L’Afrique reste peu touchée par la pandémie de coronavirus, mais la situation peut changer à tout moment, prévient le docteur Michel Yao, responsable des opérations de réponse aux urgences sanitaires en Afrique de l'Organisation mondiale de la santé (OMS), avant d’exposer l’état des lieux actuel en Afrique, concernant le Covid-19.

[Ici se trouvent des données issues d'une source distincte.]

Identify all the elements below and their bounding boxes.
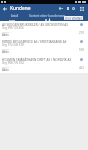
staticText: Kunde bbox=[2, 30, 10, 33]
staticText: Antall bbox=[11, 14, 18, 18]
staticText: Aktiv bbox=[2, 50, 9, 54]
staticText: 132 978 bbox=[9, 19, 20, 29]
staticText: Aktiv bbox=[2, 68, 9, 72]
staticText: A–Å bbox=[45, 19, 51, 23]
staticText: HOLMEN SMÅBÅTHAVN DRIFT AS / NORDVIK AS bbox=[2, 58, 72, 62]
staticText: AS SKOGEN BRUKSBILER / AS GROSSISTEN AS bbox=[2, 23, 68, 27]
staticText: 219 bbox=[79, 31, 84, 35]
staticText: Org 912 345 678 bbox=[2, 43, 24, 47]
button[interactable]: FØRDE BYGGSERVICE AS / KRISTIANSAND AS bbox=[0, 38, 88, 55]
button[interactable]: Back bbox=[0, 4, 9, 13]
staticText: 462 bbox=[79, 66, 84, 70]
staticText: VELG VISNING bbox=[65, 17, 83, 20]
staticText: Org 998 123 456 bbox=[2, 26, 24, 30]
staticText: Org 998 776 554 bbox=[2, 61, 24, 65]
button[interactable]: VELG VISNING bbox=[64, 16, 83, 20]
staticText: Kundene bbox=[10, 5, 31, 12]
button[interactable]: HOLMEN SMÅBÅTHAVN DRIFT AS / NORDVIK AS bbox=[0, 56, 88, 73]
staticText: FØRDE BYGGSERVICE AS / KRISTIANSAND AS bbox=[2, 40, 67, 44]
button[interactable]: Export bbox=[57, 4, 64, 13]
staticText: Aktiv bbox=[2, 33, 9, 37]
staticText: Kunde bbox=[2, 65, 10, 68]
button[interactable]: Print bbox=[64, 4, 71, 13]
staticText: Sortert etter kundenavn bbox=[29, 14, 66, 18]
button[interactable]: AS SKOGEN BRUKSBILER / AS GROSSISTEN AS bbox=[0, 21, 88, 38]
button[interactable]: Search bbox=[70, 4, 77, 13]
button[interactable]: More options bbox=[77, 4, 86, 13]
staticText: 108 bbox=[79, 48, 84, 52]
staticText: Kunde bbox=[2, 47, 10, 50]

132 cas de coronavirus pour l’ensemble de l’Afrique
«Au moment où on parle, il y a à peu près 12 pays qui ont rapporté les cas, y compris les pays qui sont rattachés à la région de la Méditerranée, de l’OMS, et donc de la région africaine qui couvre 47 pays nous avons neuf pays qui ont rapporté des cas. Et la plupart de ces cas, ce sont des cas dits sporadiques importés des zones où il y a une transmission locale élevée en ce moment, par exemple de l’Europe. Il y a quelques groupes de personnes, notamment en Afrique du Sud et en Algérie, sinon pour le reste des pays il s’agit de cas sporadiques. Donc, nous avons à ce jour 52 cas au niveau de l’Afrique subsaharienne et à peu près 132 cas pour l’ensemble de l’Afrique».
Comme en Afrique il y a moins de cas que dans les pays européens, la situation semble être sous contrôle, mais le docteur Yao assure que tout peut changer brusquement. D’après lui, «le risque est très élevé suivant les localisations mondiales […], et avec les connexions que nous avons, les cas sporadiques qui arrivent à ce stade-ci pour l’Afrique nous sommes toujours dans la stratégie de confinement. C’est-à-dire s’assurer qu’à partir d’un seul cas on peut éviter la propagation».
Si la situation change, il faut s’attendre à une très forte létalité
En Afrique, la transmission locale est intense et au sein de la communauté il serait possible de se retrouver rapidement dans un scénario assez difficile, confie le docteur Yao.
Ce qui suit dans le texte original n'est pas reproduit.